A scientist’s physiqueis generally irrelevant to the process of discovery. But it took six small boned researchers to excavate the fossils of a new human like species dubbed Homo cheap jerseys naledi, whose remains were found in a cramped cave in South Africa and revealed in September.

The trove of fossilized bone recovered from the cave suggests naledi was a strange hybrid, adept at climbing trees like an ape but also at walking, like today’s humans. The bodies may have been carefully interred in the cave, which would be surprising behavior for a species far more primitive than our own.

Water on Mars

Mars was once awash with water in the form of rivers, lakes, even huge deltas. Now those aquatic features survive only as geologic landmarks carved by the once abundant moisture.
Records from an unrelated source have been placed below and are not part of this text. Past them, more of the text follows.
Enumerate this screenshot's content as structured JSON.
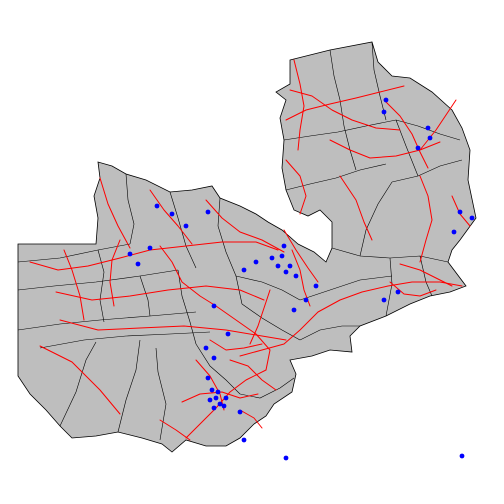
{
  "map": {
    "country_fill": "#bebebe",
    "boundary_color": "#000000",
    "road_color": "#ff0000",
    "point_color": "#0000ff",
    "layers": [
      "district-boundaries",
      "roads",
      "point-locations"
    ]
  }
}
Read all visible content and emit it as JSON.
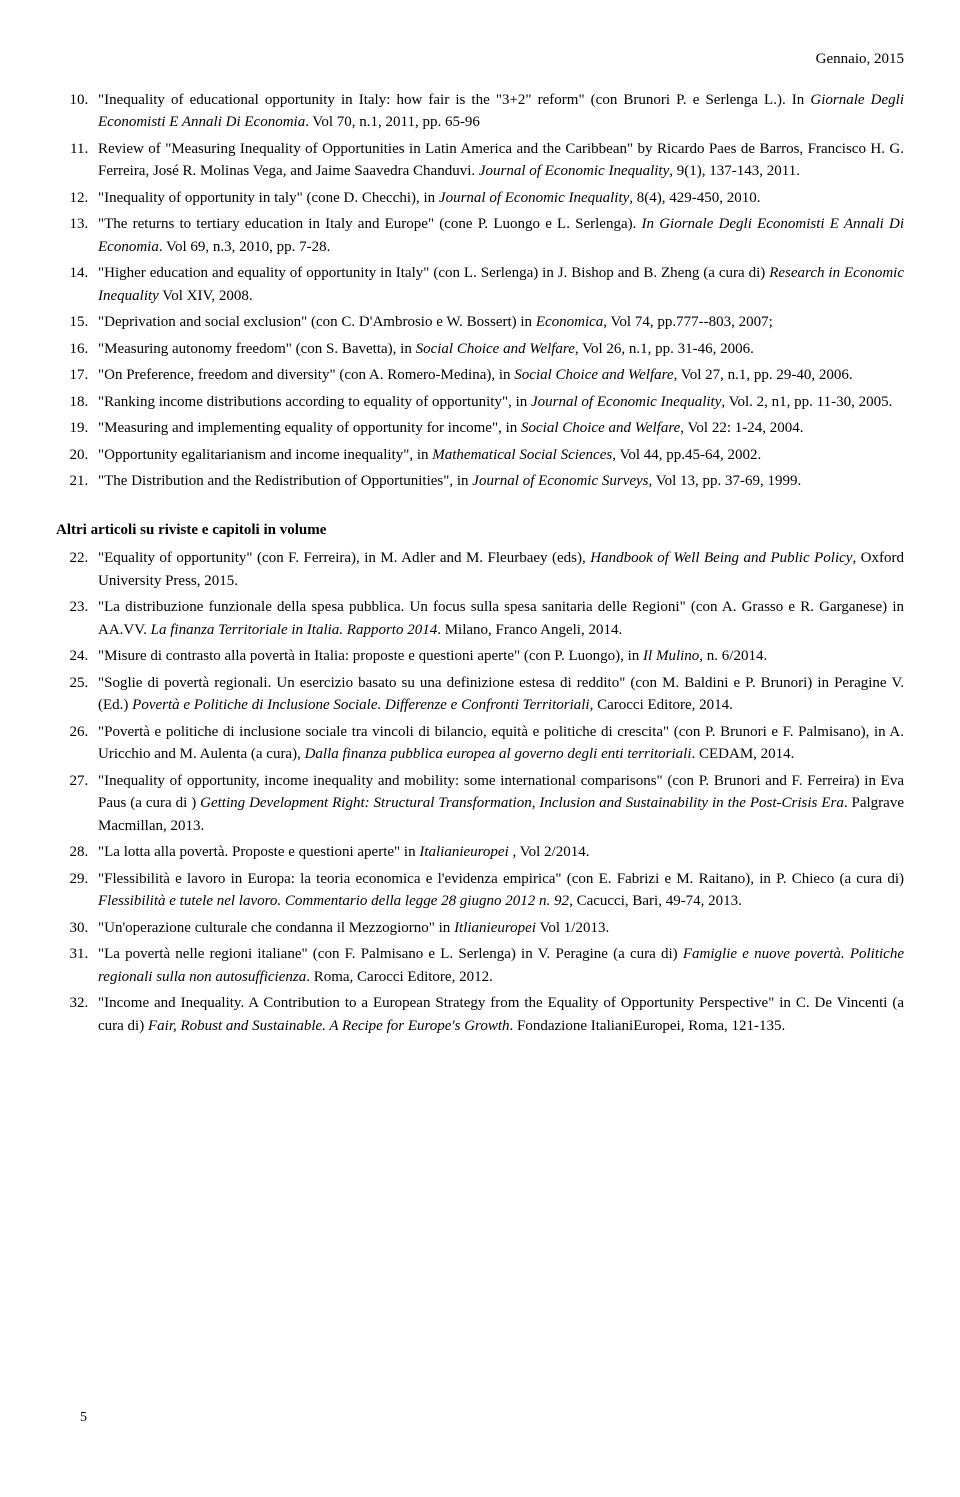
{
  "header": {
    "date": "Gennaio, 2015"
  },
  "list1_start": 10,
  "list1": [
    "\"Inequality of educational opportunity in Italy: how fair is the \"3+2\" reform\" (con Brunori P. e Serlenga L.). In <i>Giornale Degli Economisti E Annali Di Economia</i>. Vol 70, n.1, 2011, pp. 65-96",
    "Review of \"Measuring Inequality of Opportunities in Latin America and the Caribbean\" by Ricardo Paes de Barros, Francisco H. G. Ferreira, José R. Molinas Vega, and Jaime Saavedra Chanduvi. <i>Journal of Economic Inequality</i>, 9(1), 137-143, 2011.",
    "\"Inequality of opportunity in taly\" (cone D. Checchi), in <i>Journal of Economic Inequality</i>, 8(4), 429-450, 2010.",
    "\"The returns to tertiary education in Italy and Europe\" (cone P. Luongo e L. Serlenga). <i>In Giornale Degli Economisti E Annali Di Economia</i>. Vol 69, n.3, 2010, pp. 7-28.",
    "\"Higher education and equality of opportunity in Italy\" (con L. Serlenga) in J. Bishop and B. Zheng (a cura di) <i>Research in Economic Inequality</i> Vol XIV, 2008.",
    "\"Deprivation and social exclusion\" (con C. D'Ambrosio e W. Bossert) in <i>Economica</i>, Vol 74, pp.777--803, 2007;",
    "\"Measuring autonomy freedom\" (con S. Bavetta), in <i>Social Choice and Welfare</i>, Vol 26, n.1, pp. 31-46, 2006.",
    "\"On Preference, freedom and diversity\" (con A. Romero-Medina), in <i>Social Choice and Welfare</i>, Vol 27, n.1, pp. 29-40, 2006.",
    "\"Ranking income distributions according to equality of opportunity\", in <i>Journal of Economic Inequality</i>, Vol. 2, n1, pp. 11-30, 2005.",
    "\"Measuring and implementing equality of opportunity for income\", in <i>Social Choice and Welfare</i>, Vol 22: 1-24, 2004.",
    "\"Opportunity egalitarianism and income inequality\", in <i>Mathematical Social Sciences</i>, Vol 44, pp.45-64, 2002.",
    "\"The Distribution and the Redistribution of Opportunities\", in <i>Journal of Economic Surveys</i>, Vol 13, pp. 37-69, 1999."
  ],
  "section2_heading": "Altri articoli su riviste e capitoli in volume",
  "list2_start": 22,
  "list2": [
    "\"Equality of opportunity\" (con F. Ferreira), in M. Adler and M. Fleurbaey (eds), <i>Handbook of Well Being and Public Policy</i>, Oxford University Press, 2015.",
    "\"La distribuzione funzionale della spesa pubblica. Un focus sulla spesa sanitaria delle Regioni\" (con A. Grasso e R. Garganese) in AA.VV. <i>La finanza Territoriale in Italia. Rapporto 2014</i>. Milano, Franco Angeli, 2014.",
    "\"Misure di contrasto alla povertà in Italia: proposte e questioni aperte\" (con P. Luongo), in <i>Il Mulino</i>, n. 6/2014.",
    "\"Soglie di povertà regionali. Un esercizio basato su una definizione estesa di reddito\" (con M. Baldini e P. Brunori) in Peragine V. (Ed.) <i>Povertà e Politiche di Inclusione Sociale. Differenze e Confronti Territoriali</i>, Carocci Editore, 2014.",
    "\"Povertà e politiche di inclusione sociale tra vincoli di bilancio, equità e politiche di crescita\" (con P. Brunori e F. Palmisano), in A. Uricchio and M. Aulenta (a cura), <i>Dalla finanza pubblica europea al governo degli enti territoriali</i>. CEDAM, 2014.",
    "\"Inequality of opportunity, income inequality and mobility: some international comparisons\" (con P. Brunori and F. Ferreira) in Eva Paus (a cura di ) <i>Getting Development Right: Structural Transformation, Inclusion and Sustainability in the Post-Crisis Era</i>. Palgrave Macmillan, 2013.",
    "\"La lotta alla povertà. Proposte e questioni aperte\" in <i>Italianieuropei</i> , Vol 2/2014.",
    "\"Flessibilità e lavoro in Europa: la teoria economica e l'evidenza empirica\" (con E. Fabrizi e M. Raitano), in P. Chieco (a cura di) <i>Flessibilità e tutele nel lavoro. Commentario della legge 28 giugno 2012 n. 92</i>, Cacucci, Bari, 49-74, 2013.",
    "\"Un'operazione culturale che condanna il Mezzogiorno\" in <i>Itlianieuropei</i> Vol 1/2013.",
    "\"La povertà nelle regioni italiane\" (con F. Palmisano e L. Serlenga) in V. Peragine (a cura di) <i>Famiglie e nuove povertà. Politiche regionali sulla non autosufficienza</i>. Roma, Carocci Editore, 2012.",
    " \"Income and Inequality. A Contribution to a European Strategy from the Equality of Opportunity Perspective\" in C. De Vincenti (a cura di) <i>Fair, Robust and Sustainable. A Recipe for Europe's Growth</i>. Fondazione ItalianiEuropei, Roma, 121-135."
  ],
  "page_number": "5"
}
But scientists reported in September that long lines that appear and vanish on the Martian surface with the seasons show hints of the wet stuff. The lines are more like tracks of moist soil than flowing streams and are too salty to host life, but they’re the first liquid water known on the Red Planet.

Gene editing of embryos

After scientists announced a few years ago that they haddevised a cheap, fast method for editing genes, the new technique, known as CRISPR, took science by storm. So, too, did worries about the safety and ethics of the method.

Making clear that such worries were well founded, in April scientists reported that they’d used CRISPR to tinker with the genome of human embryos, a historical first that prompted a global uproar. This month an international scientific panel urged researchers not to allow gene edited human cells to be used to establish a pregnancy.

Earliest stone tools

Today’s humans and our immediate relatives belong to a family group called Homo whose earliest members date to 2.8 million years ago. But in May, scientists announced that they’d found stone tools dating back an extra 500,000 years well before our nearest ancestors walked the Earth.

The simple stone cutting implements were found close to a Kenyan site where a separate team has found fossils of an apelike human relative. Perhaps that relative crafted the tools, which, at 3.3 million years old, are some 700,000 years older than the previous record holders.